Valen se rendit compte qu'il avait servi à ce que la proie de l'elfe lui tournât le dos pour fuir. « Toi !! » Tonna t-il d'une voix grondante de fureur alors que les deux autres voleurs disparaissaient.

L'elfe se tourna d'une pirouette gracieuse vers le maître d'arme qui reconnut l'animal sauvage de l'autre nuit. « Merci Valen, j'étais sûre qu'il allait déguerpir sans demander son reste à l'unique vue de... Tes cornes - dit-elle doucereusement, les bras le long du corps, les longs cheveux brillant d'argent cachaient ses formes.

-Qui es-tu ?

-Tu comprends quand ça t'arrange, n'est-ce pas Tieffelin ? Cette idiote de Sehanine a interdit de te faire la moindre révélation... Hum – commença t-elle d'un ton suffisant, le menton levé et le sourire narquois.
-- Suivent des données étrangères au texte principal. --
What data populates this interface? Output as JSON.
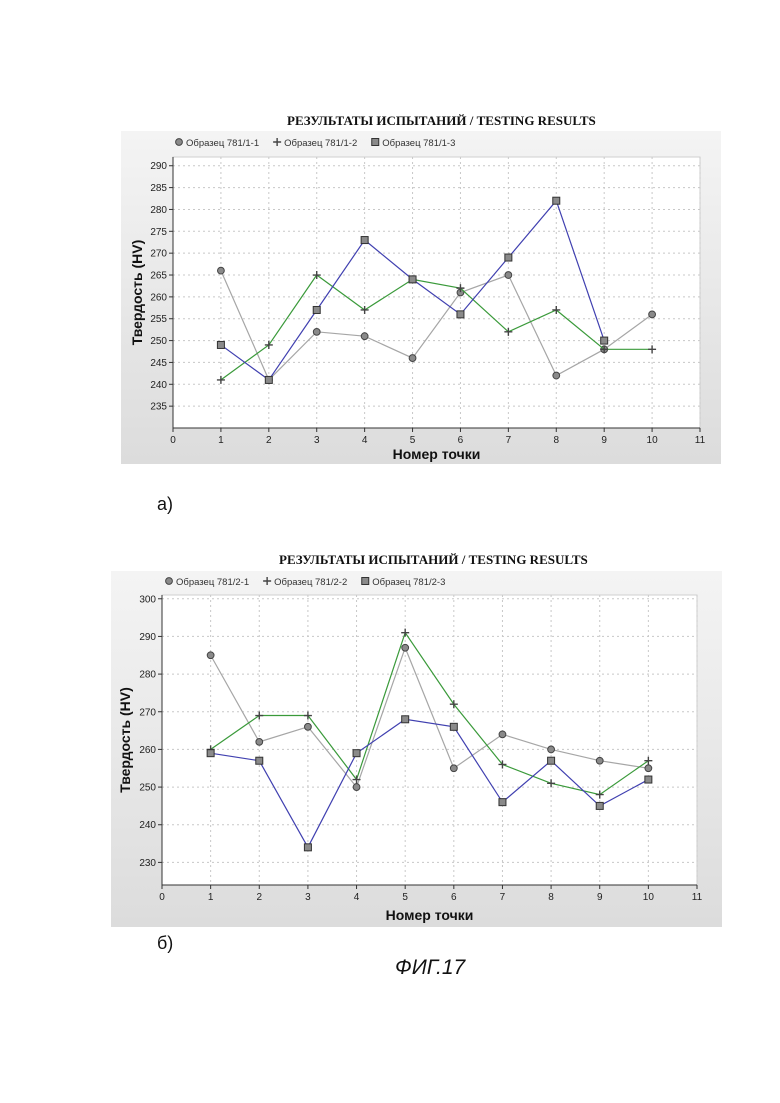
{
  "figure_caption": "ФИГ.17",
  "chart_data": [
    {
      "panel_label": "а)",
      "type": "line",
      "title": "РЕЗУЛЬТАТЫ ИСПЫТАНИЙ / TESTING RESULTS",
      "xlabel": "Номер точки",
      "ylabel": "Твердость (HV)",
      "xlim": [
        0,
        11
      ],
      "ylim": [
        230,
        292
      ],
      "xticks": [
        0,
        1,
        2,
        3,
        4,
        5,
        6,
        7,
        8,
        9,
        10,
        11
      ],
      "yticks": [
        235,
        240,
        245,
        250,
        255,
        260,
        265,
        270,
        275,
        280,
        285,
        290
      ],
      "grid": true,
      "legend_position": "top-left",
      "x": [
        1,
        2,
        3,
        4,
        5,
        6,
        7,
        8,
        9,
        10
      ],
      "series": [
        {
          "name": "Образец 781/1-1",
          "marker": "circle",
          "color": "#a6a6a6",
          "values": [
            266,
            241,
            252,
            251,
            246,
            261,
            265,
            242,
            248,
            256
          ]
        },
        {
          "name": "Образец 781/1-2",
          "marker": "plus",
          "color": "#3a9a3a",
          "values": [
            241,
            249,
            265,
            257,
            264,
            262,
            252,
            257,
            248,
            248
          ]
        },
        {
          "name": "Образец 781/1-3",
          "marker": "square",
          "color": "#4040b0",
          "values": [
            249,
            241,
            257,
            273,
            264,
            256,
            269,
            282,
            250,
            null
          ]
        }
      ]
    },
    {
      "panel_label": "б)",
      "type": "line",
      "title": "РЕЗУЛЬТАТЫ ИСПЫТАНИЙ / TESTING RESULTS",
      "xlabel": "Номер точки",
      "ylabel": "Твердость (HV)",
      "xlim": [
        0,
        11
      ],
      "ylim": [
        224,
        301
      ],
      "xticks": [
        0,
        1,
        2,
        3,
        4,
        5,
        6,
        7,
        8,
        9,
        10,
        11
      ],
      "yticks": [
        230,
        240,
        250,
        260,
        270,
        280,
        290,
        300
      ],
      "grid": true,
      "legend_position": "top-left",
      "x": [
        1,
        2,
        3,
        4,
        5,
        6,
        7,
        8,
        9,
        10
      ],
      "series": [
        {
          "name": "Образец 781/2-1",
          "marker": "circle",
          "color": "#a6a6a6",
          "values": [
            285,
            262,
            266,
            250,
            287,
            255,
            264,
            260,
            257,
            255
          ]
        },
        {
          "name": "Образец 781/2-2",
          "marker": "plus",
          "color": "#3a9a3a",
          "values": [
            260,
            269,
            269,
            252,
            291,
            272,
            256,
            251,
            248,
            257
          ]
        },
        {
          "name": "Образец 781/2-3",
          "marker": "square",
          "color": "#4040b0",
          "values": [
            259,
            257,
            234,
            259,
            268,
            266,
            246,
            257,
            245,
            252
          ]
        }
      ]
    }
  ]
}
Avant de tendre les bras sur les côtés, paumes ouvertes tournées vers le ciel – mais je suis la plus forte dans la nuit, Tieffelin ! La malédiction de Sehanine Lunarc ne m'a pas retenue bien longtemps ce soir !! Et elle ne me retiendra plus !!

-Qui es-tu ?! – Explosa Valen en empoignant son fléau des Diables, se jetant sur l'elfe pour la saisir par le bras.

Après un sourire aguicheur, elle tendit le cou, baissant les paupières sur son regard nuit avant de lui souffler – je suis Heally... Traqueuseaube. »

La révélation faite, Heally afficha un sourire victorieux alors que Valen était ébaubi. Quand la seconde suivante, elle déchanta, la lumière de la lune commença à scintiller sur sa peau « non !! Non !! C'était un piège ! Sehanine tu ne peux pas nous considérer distinctes !! » Elle hurla d'une voix stridente comme un oiseau et la seconde suivante dans un flash de lumière argentée apparût la chouette blanche, puis dans un autre flash, l'elfe de lune évanouie.

Valen la rattrapa par la taille avant qu'elle ne tombe dos au sol. Il la souleva ensuite et observa son visage.

Encore le même visage au triste sommeil.